KCDP’nin 6284 için başlattığı seferberlik çağrısının mücadeleyi büyüteceğini vurgulayan Özge, “Birlikte bu yola tekrar giriyoruz. Bundan önce İstanbul Sözleşmesi’nden imzayı çektiler. Hep akıllarında ve sözlerinde dillerinde şöyle bir kavram vardı ‘aile kavramını bozuyor aileleri yıkıyor ve aileleri dağıtıyor’ diye. Bugün Narin cinayetiyle aile denilen yapının ne anlama geldiğini maalesef görüyoruz. Biz aileleri kuru bir çatı olarak tarif edilmesini, bunun içerisinde kadınların ve çocukların öldürülmesini kabul etmiyoruz. Hepimizin eşit bir şekilde yaşadığı, özgürlüklerden feragat etmediği yarınlar için mücadele ediyoruz. Narinler için mücadele ediyoruz. Öldürülen kadınlar için mücadele ediyoruz.
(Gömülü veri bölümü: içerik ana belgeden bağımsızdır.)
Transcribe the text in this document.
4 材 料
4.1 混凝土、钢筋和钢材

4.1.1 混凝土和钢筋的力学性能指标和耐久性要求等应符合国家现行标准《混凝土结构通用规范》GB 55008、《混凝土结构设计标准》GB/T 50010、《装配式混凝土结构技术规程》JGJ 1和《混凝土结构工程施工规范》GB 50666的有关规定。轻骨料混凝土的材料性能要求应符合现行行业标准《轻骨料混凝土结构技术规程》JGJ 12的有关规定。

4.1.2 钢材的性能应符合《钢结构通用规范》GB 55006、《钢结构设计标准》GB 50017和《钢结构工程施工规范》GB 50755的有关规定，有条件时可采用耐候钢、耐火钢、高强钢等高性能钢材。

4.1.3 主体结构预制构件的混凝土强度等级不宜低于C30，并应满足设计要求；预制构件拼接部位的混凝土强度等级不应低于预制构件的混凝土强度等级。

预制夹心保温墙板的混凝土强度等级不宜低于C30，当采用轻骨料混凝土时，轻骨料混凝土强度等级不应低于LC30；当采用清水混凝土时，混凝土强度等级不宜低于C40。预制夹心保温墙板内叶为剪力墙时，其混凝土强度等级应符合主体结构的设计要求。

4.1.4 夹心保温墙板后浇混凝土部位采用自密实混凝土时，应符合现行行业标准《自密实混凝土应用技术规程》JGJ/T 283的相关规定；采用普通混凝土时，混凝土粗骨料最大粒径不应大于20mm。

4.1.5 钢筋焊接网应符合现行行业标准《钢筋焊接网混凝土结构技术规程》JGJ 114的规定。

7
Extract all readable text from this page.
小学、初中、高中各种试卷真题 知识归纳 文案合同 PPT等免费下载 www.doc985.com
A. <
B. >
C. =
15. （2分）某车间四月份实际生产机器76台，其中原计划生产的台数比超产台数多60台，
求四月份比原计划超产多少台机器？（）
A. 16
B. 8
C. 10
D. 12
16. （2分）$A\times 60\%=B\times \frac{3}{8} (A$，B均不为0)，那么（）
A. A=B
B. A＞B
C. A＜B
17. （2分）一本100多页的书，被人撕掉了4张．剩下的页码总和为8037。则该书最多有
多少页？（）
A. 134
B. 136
Türkiye’nin her tarafında Kürt illerinin her tarafında ve dünyanın her tarafında bu mücadeleyi büyütmek için adım attık” dedi.  
 
‘Bizi kurtaran kadın dayanışması’
 
Halkların Eşitlik ve Demokrasi Partisi (DEM Parti) Amed Milletvekili Ceylan Akça, “6284’ün şiddetin daha oluşma aşamasında ilk adımlarda müdahale edilecek mekanizmaları sunması sebebiyle 6284’ü destekliyoruz. bunun için de buradayız” ifadelerini kullandı. Erkek ittifakının kendisini büyütürken aynı zamanda kadınların da ittifakının büyüdüğüne dikkat çeken Ceylan, “Süleyman Soylu bir konuşmasında, devletin attığı adımlara dair bir beyanda bulunmuştu. Biz bu beyanın etkilerini 2018’de tahliye edilen Hizbullahçılardan az çok anlamıştık. Ama günbegün sokakta ortaya çıkan şiddeti daha çok görüyoruz. ‘Cenk Cehat Şehadet’ sloganları atıyorlar, kafeleri basıyorlar. Kadınlar böyle giyiniyor, şöyle giyiniyor diyorlar. Havuzlarda kadınların suya girme hakkına bile müdahale edecekleri, kadınların kendi yaşam alanları yani evlerinin olduğu binalarda hangi alanlara erişip erişemeyeceğine dair kontrol etmeye çalıştıkları bir zemini görüyoruz. Bu zemine karşı müthiş bir mücadele görüyoruz. Bu da, Kürt kadın hareketinin mücadelesidir. Nerede bir kadın varsa orada bir TJA vardır. Özgürlüğümüzden başka kaybedecek hiçbir şeyimiz yok. ‘Jin, Jiyan, Azadî’ sloganı dışında bizi kurtaran bir felsefe, bir zihniyet yok. O yüzden yaşasın kadın ittifakı” diye konuştu.